NCPA - National Center for Policy Analysis


November 20, 2006

In the few weeks left of the 109th Congress, the lame-duck Senate should pass Sen. James Inhofe's (R-Okla.) eminent-domain bill, says the Washington Times.

This bill withholds federal economic-development money for two years from states and municipalities which seize unblighted private property, as occurred in the Kelo vs. New London case, for developers to build condos, shopping malls or other projects outside traditional eminent-domain bounds (highways and rails, for instance). 
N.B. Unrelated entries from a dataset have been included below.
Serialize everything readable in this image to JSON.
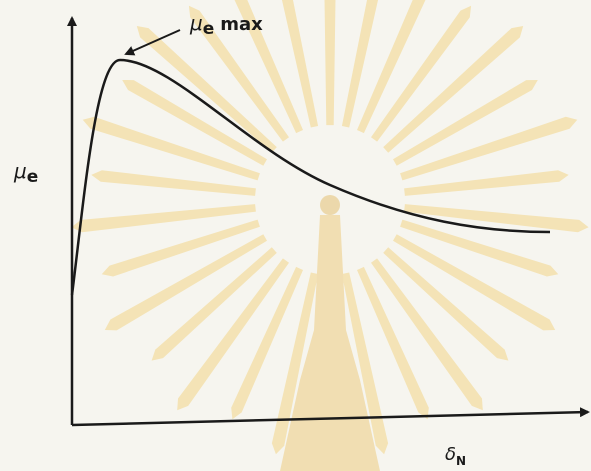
{
  "annotation": {
    "symbol": "μ",
    "subscript": "e",
    "suffix": "max"
  },
  "y_label": {
    "symbol": "μ",
    "subscript": "e"
  },
  "x_label": {
    "symbol": "δ",
    "subscript": "N"
  }
}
A national backlash against such takings is underway, with good reason.  It has manifested itself most recently in the passage of nine state ballot initiatives to limit government eminent-domain powers:

  • Voters in Arizona, Georgia, Florida, Michigan, Nevada, New Hampshire, North Dakota, Oregon and South Carolina all passed restrictions on last week's ballots.
  • Three states that rejected limits -- California, Idaho and Washington -- might also have passed them if the restrictions were not so overreaching.
  • The measures required compensation for land-use and zoning regulations' effects on property-holders' income, which undoubtedly would have been abuse-prone -- not to mention costly for most state and local governments.

Undergirding this is sheer voter revulsion at the image of government seizing a modest but unblighted home like Susette Kelo's, the home she grew up in, to make way for condos and shopping -- all under the guise of "economic development."  Quite reasonably, voters don't want the same thing to happen to their hard-earned investments. Who can blame them?

Passing Inhofe's bill would do right by taxpayers and property owners.  The Times sees no reason why the federal government must help land-grabbing state and local governments in the sordid business of seizing people's homes simply because those governments prefer a tonier clientele.